Moreover, since successful serial novels generally grow their readership with
each installment, this is a conversant community that tends to grows as time
goes on.
The 7th book of Deronda ends with a plot twist
particularly suited to engage a British readership that, as Joe Post noted in
his last blog post,
was growing increasingly dissatisfied with the so-called Jewish plot: Grandcourt’s death urges
readers to
conjecture whether Daniel will marry Gwendolen or Mirah. Blackwood &
Sons’ decision to include their “Select List” at the end of this volume invites
readers already “projecting forward” about how Deronda will end, to also pause, reflect, and communally discuss
what they might buy to read when it does (Turner 125). The serial
publication of Daniel Deronda gave
Blackwood & Sons extended physical space and time for marketing their
products to a somewhat secured audience. As such, it enabled the creation of an
extended advertising strategy contained within, but strategically spread
throughout its 8-books-over-8-months production schedule.

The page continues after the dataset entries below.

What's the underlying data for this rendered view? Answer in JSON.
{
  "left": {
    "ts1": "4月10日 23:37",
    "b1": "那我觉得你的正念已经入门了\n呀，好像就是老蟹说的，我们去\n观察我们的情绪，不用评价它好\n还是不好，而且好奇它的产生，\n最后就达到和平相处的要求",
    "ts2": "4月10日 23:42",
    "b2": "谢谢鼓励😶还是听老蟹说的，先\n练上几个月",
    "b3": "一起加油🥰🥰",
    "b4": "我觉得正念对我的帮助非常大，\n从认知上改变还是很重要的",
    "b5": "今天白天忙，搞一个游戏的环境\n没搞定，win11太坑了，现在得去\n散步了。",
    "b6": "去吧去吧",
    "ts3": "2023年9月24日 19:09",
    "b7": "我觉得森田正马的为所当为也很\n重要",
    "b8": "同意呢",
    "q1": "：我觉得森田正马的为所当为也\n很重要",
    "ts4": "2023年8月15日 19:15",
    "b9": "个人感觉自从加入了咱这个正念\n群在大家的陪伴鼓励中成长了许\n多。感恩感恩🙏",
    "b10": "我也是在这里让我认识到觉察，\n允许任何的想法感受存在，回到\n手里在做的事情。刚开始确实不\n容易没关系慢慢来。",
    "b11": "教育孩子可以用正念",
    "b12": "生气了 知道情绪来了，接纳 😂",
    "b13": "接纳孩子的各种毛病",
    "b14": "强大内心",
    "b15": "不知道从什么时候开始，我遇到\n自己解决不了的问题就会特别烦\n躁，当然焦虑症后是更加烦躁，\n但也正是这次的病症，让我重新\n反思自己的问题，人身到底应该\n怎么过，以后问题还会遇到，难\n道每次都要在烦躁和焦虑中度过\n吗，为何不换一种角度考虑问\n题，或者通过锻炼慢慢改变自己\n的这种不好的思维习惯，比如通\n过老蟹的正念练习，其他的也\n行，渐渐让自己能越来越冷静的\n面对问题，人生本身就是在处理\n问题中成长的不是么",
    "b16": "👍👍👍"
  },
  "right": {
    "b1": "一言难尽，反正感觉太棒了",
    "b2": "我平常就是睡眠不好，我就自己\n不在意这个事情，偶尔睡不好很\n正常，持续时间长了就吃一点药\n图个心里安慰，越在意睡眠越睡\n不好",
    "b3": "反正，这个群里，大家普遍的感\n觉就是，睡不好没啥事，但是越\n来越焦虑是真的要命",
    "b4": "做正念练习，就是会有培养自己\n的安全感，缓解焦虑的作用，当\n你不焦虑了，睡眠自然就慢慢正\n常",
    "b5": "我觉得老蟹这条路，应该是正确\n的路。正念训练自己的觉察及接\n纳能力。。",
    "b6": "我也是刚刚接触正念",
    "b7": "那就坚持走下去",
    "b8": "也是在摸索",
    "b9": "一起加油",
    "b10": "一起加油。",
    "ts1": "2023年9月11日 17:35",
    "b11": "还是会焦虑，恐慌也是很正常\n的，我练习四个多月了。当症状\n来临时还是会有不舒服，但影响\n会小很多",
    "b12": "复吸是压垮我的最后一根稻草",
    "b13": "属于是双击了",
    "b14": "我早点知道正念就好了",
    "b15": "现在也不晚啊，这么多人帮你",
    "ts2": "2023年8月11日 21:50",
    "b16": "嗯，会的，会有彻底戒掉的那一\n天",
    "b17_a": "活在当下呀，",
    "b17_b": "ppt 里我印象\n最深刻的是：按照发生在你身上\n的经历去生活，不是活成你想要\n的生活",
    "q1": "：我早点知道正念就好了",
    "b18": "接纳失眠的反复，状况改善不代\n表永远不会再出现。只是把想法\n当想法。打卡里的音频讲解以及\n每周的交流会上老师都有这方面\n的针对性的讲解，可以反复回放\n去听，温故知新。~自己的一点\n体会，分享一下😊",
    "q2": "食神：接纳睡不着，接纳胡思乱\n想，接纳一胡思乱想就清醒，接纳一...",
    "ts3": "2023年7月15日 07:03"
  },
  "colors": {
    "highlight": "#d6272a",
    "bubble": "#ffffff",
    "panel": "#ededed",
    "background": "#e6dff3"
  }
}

By the time Deronda appeared in February 1876,
Blackwood & Sons had developed a “Supplemental
Series” because “The marked
success and general popularity of the Series of 'Ancient Classics for English
Readers,' lately concluded… has been accompanied by some regrets, expressed by
both the friendly critics of the press and in private quarters, at its not
having been made somewhat more comprehensive.” And so the very first
advertisement on the inside cover of Vol. 1 is for this supplemental series.